Why You Should Not Trust Interpretations in Machine Learning: Adversarial Attacks on Partial Dependence Plots

TL;DR

This paper reveals that interpretation tools like partial dependence plots can be manipulated through adversarial attacks, misleading stakeholders about a model's true discriminatory behavior while keeping the model's predictions intact.

Contribution

It introduces an adversarial framework that can generate deceptive PD plots, exposing vulnerabilities in current interpretation methods for machine learning models.

Findings

Adversarial modifications can hide model discrimination in PD plots.

Deceptive PD plots can be produced without significantly altering model predictions.

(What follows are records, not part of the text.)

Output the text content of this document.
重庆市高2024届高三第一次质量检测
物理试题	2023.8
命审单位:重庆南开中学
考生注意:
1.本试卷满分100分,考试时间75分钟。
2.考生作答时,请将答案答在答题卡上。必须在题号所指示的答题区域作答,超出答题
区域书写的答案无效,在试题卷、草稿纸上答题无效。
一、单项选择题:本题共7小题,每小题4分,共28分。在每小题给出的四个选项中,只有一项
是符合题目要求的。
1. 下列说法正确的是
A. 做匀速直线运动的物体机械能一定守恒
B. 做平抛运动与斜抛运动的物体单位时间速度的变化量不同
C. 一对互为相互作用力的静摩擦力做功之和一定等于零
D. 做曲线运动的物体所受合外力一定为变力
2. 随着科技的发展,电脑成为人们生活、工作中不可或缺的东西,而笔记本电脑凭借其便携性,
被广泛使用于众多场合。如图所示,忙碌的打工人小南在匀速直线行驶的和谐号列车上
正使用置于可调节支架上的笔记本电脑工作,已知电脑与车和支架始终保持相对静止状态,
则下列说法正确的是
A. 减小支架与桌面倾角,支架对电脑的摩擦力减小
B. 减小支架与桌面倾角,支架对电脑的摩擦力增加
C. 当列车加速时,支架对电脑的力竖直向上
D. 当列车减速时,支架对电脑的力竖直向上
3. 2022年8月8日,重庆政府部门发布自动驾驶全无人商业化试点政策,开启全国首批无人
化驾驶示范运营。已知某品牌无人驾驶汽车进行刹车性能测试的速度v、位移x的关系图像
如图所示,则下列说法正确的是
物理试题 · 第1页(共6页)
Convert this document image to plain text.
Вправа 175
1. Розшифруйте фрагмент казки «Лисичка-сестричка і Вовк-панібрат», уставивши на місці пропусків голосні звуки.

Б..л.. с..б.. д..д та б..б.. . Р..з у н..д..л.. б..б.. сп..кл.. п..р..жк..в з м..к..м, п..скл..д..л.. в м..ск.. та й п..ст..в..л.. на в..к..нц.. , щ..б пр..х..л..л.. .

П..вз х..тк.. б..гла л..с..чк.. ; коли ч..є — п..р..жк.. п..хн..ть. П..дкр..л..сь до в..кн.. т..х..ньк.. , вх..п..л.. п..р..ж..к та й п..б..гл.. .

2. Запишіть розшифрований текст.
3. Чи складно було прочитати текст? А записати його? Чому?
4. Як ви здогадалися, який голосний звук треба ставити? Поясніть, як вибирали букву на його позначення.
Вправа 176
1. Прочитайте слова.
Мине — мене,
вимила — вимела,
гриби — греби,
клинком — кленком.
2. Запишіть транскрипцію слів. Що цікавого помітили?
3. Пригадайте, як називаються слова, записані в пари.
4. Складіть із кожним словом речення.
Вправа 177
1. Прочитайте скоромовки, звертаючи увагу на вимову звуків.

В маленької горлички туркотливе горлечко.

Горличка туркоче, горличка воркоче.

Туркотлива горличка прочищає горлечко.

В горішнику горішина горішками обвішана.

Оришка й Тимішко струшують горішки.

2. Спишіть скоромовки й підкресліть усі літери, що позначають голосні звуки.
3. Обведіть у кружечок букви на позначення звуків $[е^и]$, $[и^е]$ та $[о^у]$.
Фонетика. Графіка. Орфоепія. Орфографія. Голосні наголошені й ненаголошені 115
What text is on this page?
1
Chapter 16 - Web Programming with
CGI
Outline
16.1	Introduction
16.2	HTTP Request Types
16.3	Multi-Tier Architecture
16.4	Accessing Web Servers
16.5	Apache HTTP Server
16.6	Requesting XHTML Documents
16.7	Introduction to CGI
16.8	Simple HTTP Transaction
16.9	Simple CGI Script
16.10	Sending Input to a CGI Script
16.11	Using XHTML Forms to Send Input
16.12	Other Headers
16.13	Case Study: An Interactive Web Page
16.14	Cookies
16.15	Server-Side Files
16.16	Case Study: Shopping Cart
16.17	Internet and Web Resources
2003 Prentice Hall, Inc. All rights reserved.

The framework works on real-world datasets like insurance claims and COMPAS.

Abstract

The adoption of artificial intelligence (AI) across industries has led to the widespread use of complex black-box models and interpretation tools for decision making. This paper proposes an adversarial framework to uncover the vulnerability of permutation-based interpretation methods for machine learning tasks, with a particular focus on partial dependence (PD) plots. This adversarial framework modifies the original black box model to manipulate its predictions for instances in the extrapolation domain. As a result, it produces deceptive PD plots that can conceal discriminatory behaviors while preserving most of the original model's predictions. This framework can produce multiple fooled PD plots via a single model. By using real-world datasets including an auto insurance claims dataset and COMPAS (Correctional Offender Management Profiling for Alternative Sanctions) dataset, our results show that it is possible to intentionally hide the discriminatory behavior of a predictor and make the black-box model appear neutral through interpretation tools like PD plots while retaining almost all the predictions of the original black-box model. Managerial insights for regulators and practitioners are provided based on the findings.